Edward hisse. « Qu'ils aillent se faire foutre. ». Il se redresse un peu, dégouté qu'il soit obligé de relâcher son étreinte autour d'elle afin de récupérer leurs vêtements. « Et je... Je n'ai pas de mal à imaginer quelles choses affreuses ils ont pu déblatérer à mon sujet. ».

La jeune femme répond avec un rire asthmatique. « Tu te trompes... En fait, ils n'ont rien dit sur toi. Rien du tout. Embry et Jake ont tout simplement dit qu'ils ne s'attendaient pas à autre chose venant d'un mec comme toi. Que je ne suis qu'un trophée de plus à ton tableau de chasse déjà impressionnant. ». Elle grimace en remettant sa chemise, la douleur de son épaule la rappelant à son bon souvenir. « C'est... c'est moi qu'ils ont fustigés. Lors de nos disputes... ah ! Comment puis-je appeler cela une dispute sachant que je n'avais pas mon mot à dire... Et tout a été remis en question. Mon intelligence, ma morale, mon intégrité et même ma loyauté vis à vis de l'équipe. ».
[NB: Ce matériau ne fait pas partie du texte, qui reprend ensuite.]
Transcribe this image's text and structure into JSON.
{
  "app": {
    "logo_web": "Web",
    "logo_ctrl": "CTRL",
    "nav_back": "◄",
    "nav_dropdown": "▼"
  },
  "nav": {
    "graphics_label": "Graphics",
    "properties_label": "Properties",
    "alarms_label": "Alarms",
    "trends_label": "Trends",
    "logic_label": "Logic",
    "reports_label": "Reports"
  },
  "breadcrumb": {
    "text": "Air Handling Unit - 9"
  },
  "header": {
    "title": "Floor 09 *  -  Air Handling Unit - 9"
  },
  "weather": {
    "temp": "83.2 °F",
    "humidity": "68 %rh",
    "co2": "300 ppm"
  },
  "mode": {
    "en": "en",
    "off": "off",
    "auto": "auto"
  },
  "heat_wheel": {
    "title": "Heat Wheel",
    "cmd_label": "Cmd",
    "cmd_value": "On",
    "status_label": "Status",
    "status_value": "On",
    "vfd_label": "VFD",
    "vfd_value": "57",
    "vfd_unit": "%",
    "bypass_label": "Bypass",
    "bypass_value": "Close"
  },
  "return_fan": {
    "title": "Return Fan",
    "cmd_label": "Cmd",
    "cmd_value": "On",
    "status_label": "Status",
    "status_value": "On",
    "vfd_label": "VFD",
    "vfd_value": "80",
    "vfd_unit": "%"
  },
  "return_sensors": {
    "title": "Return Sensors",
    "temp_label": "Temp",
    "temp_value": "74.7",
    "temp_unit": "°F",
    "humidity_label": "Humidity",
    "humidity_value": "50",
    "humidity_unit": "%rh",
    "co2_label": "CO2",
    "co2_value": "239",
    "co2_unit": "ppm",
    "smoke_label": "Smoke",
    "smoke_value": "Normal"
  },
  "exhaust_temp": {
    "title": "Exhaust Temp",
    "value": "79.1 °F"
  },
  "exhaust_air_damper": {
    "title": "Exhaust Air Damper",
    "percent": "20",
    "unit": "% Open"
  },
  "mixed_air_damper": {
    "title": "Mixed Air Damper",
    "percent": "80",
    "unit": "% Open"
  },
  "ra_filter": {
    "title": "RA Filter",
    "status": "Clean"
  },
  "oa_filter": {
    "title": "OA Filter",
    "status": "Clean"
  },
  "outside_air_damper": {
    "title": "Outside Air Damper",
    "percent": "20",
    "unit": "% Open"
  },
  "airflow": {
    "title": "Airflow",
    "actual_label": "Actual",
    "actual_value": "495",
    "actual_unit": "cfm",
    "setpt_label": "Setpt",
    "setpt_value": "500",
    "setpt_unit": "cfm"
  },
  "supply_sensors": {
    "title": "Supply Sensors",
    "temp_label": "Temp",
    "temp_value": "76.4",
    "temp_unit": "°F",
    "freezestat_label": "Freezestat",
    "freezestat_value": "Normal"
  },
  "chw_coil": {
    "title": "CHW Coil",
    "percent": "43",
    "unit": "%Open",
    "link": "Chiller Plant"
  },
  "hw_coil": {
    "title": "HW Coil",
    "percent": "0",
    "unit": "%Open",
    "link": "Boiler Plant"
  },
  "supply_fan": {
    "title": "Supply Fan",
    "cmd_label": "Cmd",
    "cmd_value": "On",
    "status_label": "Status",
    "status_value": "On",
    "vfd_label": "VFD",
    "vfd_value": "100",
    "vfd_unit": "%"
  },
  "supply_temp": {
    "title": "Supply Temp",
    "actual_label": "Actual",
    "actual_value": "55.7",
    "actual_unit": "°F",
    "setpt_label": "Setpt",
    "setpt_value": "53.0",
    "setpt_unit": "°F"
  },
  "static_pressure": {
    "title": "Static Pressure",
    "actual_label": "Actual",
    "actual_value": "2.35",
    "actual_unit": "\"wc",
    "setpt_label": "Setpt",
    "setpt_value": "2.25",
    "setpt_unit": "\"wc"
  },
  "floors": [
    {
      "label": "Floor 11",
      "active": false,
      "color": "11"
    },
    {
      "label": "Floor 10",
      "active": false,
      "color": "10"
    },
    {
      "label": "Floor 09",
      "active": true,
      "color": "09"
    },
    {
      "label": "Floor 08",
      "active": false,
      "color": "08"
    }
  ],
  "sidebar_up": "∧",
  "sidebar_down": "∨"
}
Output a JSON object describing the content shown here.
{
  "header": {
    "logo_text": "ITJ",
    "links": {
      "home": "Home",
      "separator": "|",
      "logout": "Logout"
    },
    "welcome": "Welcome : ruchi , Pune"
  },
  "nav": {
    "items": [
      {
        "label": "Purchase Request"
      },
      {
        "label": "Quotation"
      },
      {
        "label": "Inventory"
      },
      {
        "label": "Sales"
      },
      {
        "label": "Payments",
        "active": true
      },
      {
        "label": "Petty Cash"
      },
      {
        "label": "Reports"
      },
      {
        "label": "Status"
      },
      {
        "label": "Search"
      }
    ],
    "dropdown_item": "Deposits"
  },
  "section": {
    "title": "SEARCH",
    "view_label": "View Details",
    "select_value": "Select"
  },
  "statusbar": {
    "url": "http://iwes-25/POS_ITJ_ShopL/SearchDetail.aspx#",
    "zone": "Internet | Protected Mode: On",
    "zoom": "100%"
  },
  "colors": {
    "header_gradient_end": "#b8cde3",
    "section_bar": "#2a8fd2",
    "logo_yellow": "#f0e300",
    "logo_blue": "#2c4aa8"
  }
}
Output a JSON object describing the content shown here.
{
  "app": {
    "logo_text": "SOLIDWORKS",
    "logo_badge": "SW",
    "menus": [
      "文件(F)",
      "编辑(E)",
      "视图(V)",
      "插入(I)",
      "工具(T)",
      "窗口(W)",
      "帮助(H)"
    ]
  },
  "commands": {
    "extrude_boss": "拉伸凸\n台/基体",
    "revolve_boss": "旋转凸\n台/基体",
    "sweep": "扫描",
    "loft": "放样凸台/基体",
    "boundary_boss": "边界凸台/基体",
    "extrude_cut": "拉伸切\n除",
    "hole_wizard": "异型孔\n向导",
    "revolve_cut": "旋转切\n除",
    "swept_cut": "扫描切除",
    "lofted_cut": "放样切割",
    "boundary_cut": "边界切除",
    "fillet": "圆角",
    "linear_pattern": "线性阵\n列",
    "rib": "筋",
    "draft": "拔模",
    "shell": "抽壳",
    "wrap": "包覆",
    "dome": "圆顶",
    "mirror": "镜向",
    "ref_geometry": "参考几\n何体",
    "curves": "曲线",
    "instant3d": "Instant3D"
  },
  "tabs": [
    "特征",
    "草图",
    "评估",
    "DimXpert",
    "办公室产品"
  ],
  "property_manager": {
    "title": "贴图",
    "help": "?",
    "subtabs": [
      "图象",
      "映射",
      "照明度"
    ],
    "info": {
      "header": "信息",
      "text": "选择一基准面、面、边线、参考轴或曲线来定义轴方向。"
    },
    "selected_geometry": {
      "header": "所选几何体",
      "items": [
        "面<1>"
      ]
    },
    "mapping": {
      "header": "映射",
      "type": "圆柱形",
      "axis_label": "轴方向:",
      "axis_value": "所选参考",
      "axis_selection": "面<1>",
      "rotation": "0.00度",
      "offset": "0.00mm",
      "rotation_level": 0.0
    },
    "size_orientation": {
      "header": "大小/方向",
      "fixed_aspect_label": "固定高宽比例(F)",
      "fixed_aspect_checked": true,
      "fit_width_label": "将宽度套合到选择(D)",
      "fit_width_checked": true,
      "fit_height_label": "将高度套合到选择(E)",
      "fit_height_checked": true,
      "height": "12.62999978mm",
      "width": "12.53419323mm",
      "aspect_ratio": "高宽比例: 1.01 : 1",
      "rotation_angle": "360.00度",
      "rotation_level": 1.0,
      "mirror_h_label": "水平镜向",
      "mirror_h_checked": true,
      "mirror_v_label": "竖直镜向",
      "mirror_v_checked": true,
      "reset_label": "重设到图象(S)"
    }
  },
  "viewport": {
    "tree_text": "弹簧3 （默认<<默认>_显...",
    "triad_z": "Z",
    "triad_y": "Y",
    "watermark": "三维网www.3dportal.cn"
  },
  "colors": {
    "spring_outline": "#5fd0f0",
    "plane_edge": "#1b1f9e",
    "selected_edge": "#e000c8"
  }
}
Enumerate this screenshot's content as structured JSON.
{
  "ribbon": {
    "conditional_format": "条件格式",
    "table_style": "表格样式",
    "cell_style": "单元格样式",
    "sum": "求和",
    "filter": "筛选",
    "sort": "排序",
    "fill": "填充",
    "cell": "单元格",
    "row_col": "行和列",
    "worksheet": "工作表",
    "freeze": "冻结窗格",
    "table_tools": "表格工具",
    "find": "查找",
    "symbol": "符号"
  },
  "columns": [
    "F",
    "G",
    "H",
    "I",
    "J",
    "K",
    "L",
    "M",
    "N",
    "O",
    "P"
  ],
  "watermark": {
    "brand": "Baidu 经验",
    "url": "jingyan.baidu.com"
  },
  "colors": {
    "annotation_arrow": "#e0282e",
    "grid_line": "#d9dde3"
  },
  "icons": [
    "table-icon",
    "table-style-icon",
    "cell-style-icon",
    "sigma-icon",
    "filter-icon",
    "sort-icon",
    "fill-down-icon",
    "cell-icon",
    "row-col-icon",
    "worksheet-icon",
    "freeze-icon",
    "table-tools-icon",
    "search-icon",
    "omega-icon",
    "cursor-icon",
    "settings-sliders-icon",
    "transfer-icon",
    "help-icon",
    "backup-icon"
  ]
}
Edward sent une douleur qui lui remonte dans la poitrine. La division 13 ne vaut rien. Il n'aurait jamais imaginé qu'elle subirait aussi violemment les conséquences de leurs propres actes. Elle se tourne pour lui faire face alors que la douleur de son épaule refait surface. Bella grimace sous les élancements. Il peigne avec ses doigts ses cheveux rebelles pour en refaire le carré dégradé et demande. « Laisses-moi voir ça. ». Bella s'approche un peu plus de lui alors qu'Edward inspecte le bandage rougit de sang. « Il faut refaire ce pansement. ». Il effleure doucement le contour de la bande, du bout de ses doigts avant de faire de même avec ses lèvres. La jeune femme repousse son contact. « Pourquoi ? Pourquoi me rejettes-tu à nouveau ? ».

Il semble qu'elle soit passée en mode soldat bien plus rapidement qu'il ne l'espérait. « Écoutes Red... J'aime ce que je fais. Je suis ici pour faire mon travail, non pas pour avoir des relations sentimentales ou me trouver un mari. J'aime mon boulot et je compte bien le garder.».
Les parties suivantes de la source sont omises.